Este é um projeto de cinco países em parceria (mais um parceiro francês), liderado pela Macedónia do Norte. Como é que se deu o envolvimento do Iscte?

Os parceiros da Macedónia do Norte, o IECE – Institute for Research in Environment Civil Engeneering and Energy, pretendiam integrar a gestão do capital intelectual no projeto; sendo esta a minha área de especialização, contactaram comigo, e promoveram também o envolvimento da ICAA. Tenho vindo a constatar que países de fora da União Europeia são muito ativos a concorrer a projetos europeus.
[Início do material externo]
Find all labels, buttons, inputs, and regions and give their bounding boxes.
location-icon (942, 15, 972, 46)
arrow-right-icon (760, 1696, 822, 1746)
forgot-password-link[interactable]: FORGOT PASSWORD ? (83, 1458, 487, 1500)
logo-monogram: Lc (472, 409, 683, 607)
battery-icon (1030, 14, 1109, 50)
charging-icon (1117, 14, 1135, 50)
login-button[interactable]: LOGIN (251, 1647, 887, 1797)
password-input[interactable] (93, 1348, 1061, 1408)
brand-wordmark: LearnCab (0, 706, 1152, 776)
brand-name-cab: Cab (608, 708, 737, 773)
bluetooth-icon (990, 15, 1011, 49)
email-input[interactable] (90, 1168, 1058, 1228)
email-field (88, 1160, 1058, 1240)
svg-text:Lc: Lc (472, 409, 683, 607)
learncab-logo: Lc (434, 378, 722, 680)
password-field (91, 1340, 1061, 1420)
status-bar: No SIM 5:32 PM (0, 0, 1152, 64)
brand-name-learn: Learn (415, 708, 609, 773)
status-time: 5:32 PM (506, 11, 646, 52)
O projeto termina em maio de 2026. O que está previsto ao nível de iniciativas de disseminação do projeto?

Temos muitas reuniões online, workshops até reuniões de equipa, reuniões de disseminação e comunicação. Muitas vezes criamos eventos de disseminação em que envolvemos outros stakeholders. Na fase de estruturação dos cursos, o Iscte está a liderar toda a formação sobre como se estrutura um curso assíncrono ou misto no Moodle: que módulos deve ter, como fazer um curso interativo, etc. Nós fazemos esse acompanhamento e vamos verificando se estão em conformidade com os padrões definidos. A fase de teste inicial decorre até setembro. Está a ser trabalhosa e muito desafiante. Todos os anos temos, pelo menos, uma grande reunião presencial com todos os parceiros. O arranque do projeto foi na Macedónia do Norte, em 2022. Em junho de 2023, assinalámos um ano de projeto aqui no Iscte. Vieram todos os parceiros para esse workshop que foi muito importante. Houve depois, nesse ano, mais dois workshops na Áustria, em Viena e em Graz. Em abril de 2024, o workshop foi na Grécia e, em novembro deste ano, será na Alemanha. O ano de 2025 será essencialmente para estar no terreno, a aplicar e testar os cursos nas empresas. Em 2026, terá lugar a reunião de encerramento do projeto, na Macedónia do Norte.